Montreal's John McCall MacBain made heroic headlines Wednesday by handing over $200-million to McGill University, making it the largest-ever Canadian charitable donation.
The gift was greeted with joy and jubilation as it will fund 50 Canadian students and another 25 foreign students.
MacBain, a onetime Rhodes Scholar, said he was inspired to give because he himself had once benefited from scholarships.
MacBain made his money alongside then-wife Louise Blouin by purchasing Auto-Hebdo in 1987.
Auto-Hebdo was an unglamorous publication that ran grainy black and white classified ads for used cars.
The couple transformed the publication into Auto Trader, a much more profitable outlet with a considerably larger reach.
She owned 22 percent, which MacBain purchased for $200 million when they split up in 2000.
He sold the entire business in 2006.
MacBain, now 58, now has an estimated worth of $1.4 billion and manages his philanthropic endeavors full-time, handing over $118 million to the RhodestTrust in 2013. He was also named to the Order of Canada.
Blouin, for her part, took a different route with contrasting results.
She used her fortune to create a variety of other media enterprises.
For a year year she ran a prominent London-based auction house owned by her new boyfriend Simon de Pury.
All went well for a while as she partied with fellow jet-setters and supposedly dated Prince Andrew.

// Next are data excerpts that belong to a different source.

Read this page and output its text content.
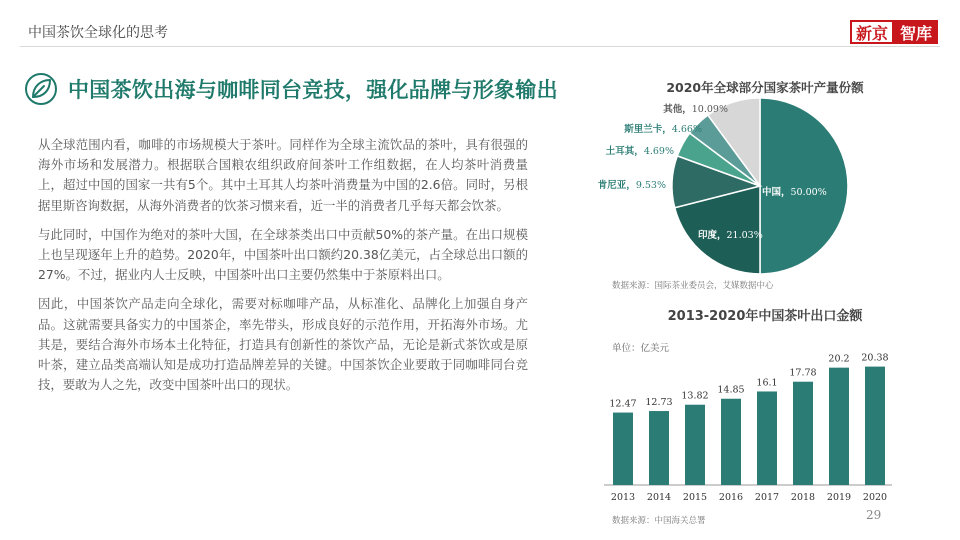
中国茶饮全球化的思考	新京 智库
中国茶饮出海与咖啡同台竞技，强化品牌与形象输出

从全球范围内看，咖啡的市场规模大于茶叶。同样作为全球主流饮品的茶叶，具有很强的海外市场和发展潜力。根据联合国粮农组织政府间茶叶工作组数据，在人均茶叶消费量上，超过中国的国家一共有5个。其中土耳其人均茶叶消费量为中国的2.6倍。同时，另根据里斯咨询数据，从海外消费者的饮茶习惯来看，近一半的消费者几乎每天都会饮茶。

与此同时，中国作为绝对的茶叶大国，在全球茶类出口中贡献50%的茶产量。在出口规模上也呈现逐年上升的趋势。2020年，中国茶叶出口额约20.38亿美元，占全球总出口额的27%。不过，据业内人士反映，中国茶叶出口主要仍然集中于茶原料出口。

因此，中国茶饮产品走向全球化，需要对标咖啡产品，从标准化、品牌化上加强自身产品。这就需要具备实力的中国茶企，率先带头，形成良好的示范作用，开拓海外市场。尤其是，要结合海外市场本土化特征，打造具有创新性的茶饮产品，无论是新式茶饮或是原叶茶，建立品类高端认知是成功打造品牌差异的关键。中国茶饮企业要敢于同咖啡同台竞技，要敢为人之先，改变中国茶叶出口的现状。

2020年全球部分国家茶叶产量份额
中国，50.00%
印度，21.03%
肯尼亚，9.53%
土耳其，4.69%
斯里兰卡，4.66%
其他，10.09%
数据来源：国际茶业委员会，艾媒数据中心
2013-2020年中国茶叶出口金额
单位：亿美元
12.47
2013
12.73
2014
13.82
2015
14.85
2016
16.1
2017
17.78
2018
20.2
2019
20.38
2020
数据来源：中国海关总署	29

Blouin also launched a philanthropic undertaking but rather than reap admiration for her generosity, she became a target for endless negative attention as she purchased art publications and "ran them into the ground," according to one feature article in New York magazine.
An apparent failure to pay $250,000 in back wages to former employees of her various magazine offerings resulted in a publicity disaster for Blouin, who was described as "one of the richest women in the U.K."
Scorning journalists is a dangerous game, as she learned by a steady stream of negative press as they united against her in 2010. A similar thing happened to journalists she hired in India a couple of years later.
Blouin has been regularly targeted by negative press since, with descriptions of being "capricious and tyrannical."
“I’m amazed she can show her face,” said a woman sued Blouin for unpaid wages.
MacBain and Blouin both live in Geneva Switzerland, presumably so both can have access to their three children.